Example 1 is a method comprising: detecting presence of a user device within a proximity of a geographical location; requesting user data by providing an incentive to a user of the user device to provide user data; aggregating the user data, based on a response to the incentive, with data of other user devices to generate an anonymous set of user data; and providing a service to a user of the user device in response to receiving the user data.
In Example 2, the subject matter of Example 1 can optionally include providing an indication that the user data has been aggregated without identifying user data.
In Example 3, the subject matter of Example 2 can optionally include wherein the indication includes a zero-knowledge proof.
In Example 4, the subject matter of Example 3 can optionally include wherein the indication is based on an elliptic curve cryptography (ECC).
In Example 5, the subject matter of any of Examples 1-4 can optionally include wherein the service is provided at the geographical location.
In Example 6, the subject matter of Example 5 can optionally include wherein the incentive relates to a financial benefit or a comfort benefit at the geographical location.

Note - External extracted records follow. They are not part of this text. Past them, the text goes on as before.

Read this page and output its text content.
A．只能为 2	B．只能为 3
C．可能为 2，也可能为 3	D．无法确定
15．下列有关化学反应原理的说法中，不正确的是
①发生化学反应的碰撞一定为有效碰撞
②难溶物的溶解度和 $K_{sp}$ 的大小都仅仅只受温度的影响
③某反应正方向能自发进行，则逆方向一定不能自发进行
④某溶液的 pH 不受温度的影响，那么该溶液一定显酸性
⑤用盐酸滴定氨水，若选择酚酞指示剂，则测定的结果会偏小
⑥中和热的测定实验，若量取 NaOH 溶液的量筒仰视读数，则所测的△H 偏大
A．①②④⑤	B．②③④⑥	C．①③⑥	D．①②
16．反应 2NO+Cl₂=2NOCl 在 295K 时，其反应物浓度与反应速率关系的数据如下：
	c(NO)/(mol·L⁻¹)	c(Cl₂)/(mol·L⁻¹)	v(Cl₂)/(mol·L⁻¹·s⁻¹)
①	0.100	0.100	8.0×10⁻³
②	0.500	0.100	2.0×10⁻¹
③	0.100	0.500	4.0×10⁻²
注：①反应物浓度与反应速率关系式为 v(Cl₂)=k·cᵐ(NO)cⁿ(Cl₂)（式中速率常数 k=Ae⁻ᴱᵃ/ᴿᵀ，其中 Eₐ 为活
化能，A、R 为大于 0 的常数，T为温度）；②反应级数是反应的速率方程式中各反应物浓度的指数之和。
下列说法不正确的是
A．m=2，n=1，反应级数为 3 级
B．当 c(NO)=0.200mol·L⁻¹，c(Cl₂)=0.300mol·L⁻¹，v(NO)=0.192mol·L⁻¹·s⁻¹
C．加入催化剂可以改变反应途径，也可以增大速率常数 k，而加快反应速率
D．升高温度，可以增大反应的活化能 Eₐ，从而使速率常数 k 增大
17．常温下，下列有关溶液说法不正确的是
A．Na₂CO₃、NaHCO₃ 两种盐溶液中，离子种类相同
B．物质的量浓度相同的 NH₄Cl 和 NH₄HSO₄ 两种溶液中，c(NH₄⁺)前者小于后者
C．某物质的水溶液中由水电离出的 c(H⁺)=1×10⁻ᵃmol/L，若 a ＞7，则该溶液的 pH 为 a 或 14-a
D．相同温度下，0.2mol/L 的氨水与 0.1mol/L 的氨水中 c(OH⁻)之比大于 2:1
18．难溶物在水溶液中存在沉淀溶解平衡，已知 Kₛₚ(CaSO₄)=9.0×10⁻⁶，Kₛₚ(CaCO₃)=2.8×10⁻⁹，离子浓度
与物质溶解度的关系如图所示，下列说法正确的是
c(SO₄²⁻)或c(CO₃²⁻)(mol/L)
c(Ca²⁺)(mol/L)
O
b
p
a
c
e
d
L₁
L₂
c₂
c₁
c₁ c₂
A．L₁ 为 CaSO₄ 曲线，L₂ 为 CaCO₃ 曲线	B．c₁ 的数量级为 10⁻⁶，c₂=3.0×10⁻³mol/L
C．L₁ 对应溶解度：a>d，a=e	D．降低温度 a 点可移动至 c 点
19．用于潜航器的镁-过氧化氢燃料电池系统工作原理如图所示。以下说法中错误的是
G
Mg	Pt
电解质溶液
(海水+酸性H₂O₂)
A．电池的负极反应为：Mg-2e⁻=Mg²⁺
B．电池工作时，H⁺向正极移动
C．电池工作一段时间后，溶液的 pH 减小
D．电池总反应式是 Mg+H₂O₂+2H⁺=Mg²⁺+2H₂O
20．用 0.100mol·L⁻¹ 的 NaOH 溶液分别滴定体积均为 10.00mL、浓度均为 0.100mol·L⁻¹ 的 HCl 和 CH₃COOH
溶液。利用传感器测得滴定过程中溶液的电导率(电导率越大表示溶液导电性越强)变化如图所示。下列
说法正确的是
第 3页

In Example 7, the subject matter of Example 2 can optionally include wherein the incentive relates to a benefit at a different geographical location.
In Example 8, the subject matter of any of Examples 1-7 can optionally include generating a request to the user device for permission to access the user data; and retrieving user data upon receiving permission in response to the request.
In Example 9, the subject matter of any of Example 8 can optionally include detecting a response to the request, and selecting at least one sensor output of the user device from which data is collected.
In Example 10, the subject matter of any of Examples 1-9 can optionally include wherein the user data includes physiological data captured by the user device.
In Example 11, the subject matter of any of Examples 1-10 can optionally include wherein the data includes one or more of numerical values, multiple option response values, and text values.
In Example 12, the subject matter of Example 11 can optionally include wherein when the user data includes text values the method further comprises converting the text values to numerical values before aggregation of the numerical values.
In Example 13, the subject matter of any of Examples 1-12 can optionally include establishing a connection with the user device, wherein the connection includes at least one of a cellular connection, a Wi-Fi connection, a Bluetooth connection, and a near-field communication (NFC) connection.
Example 14 is a system comprising means for performing any of Examples 1-13.
Example 15 is a user device including means for performing any of Examples 1-13.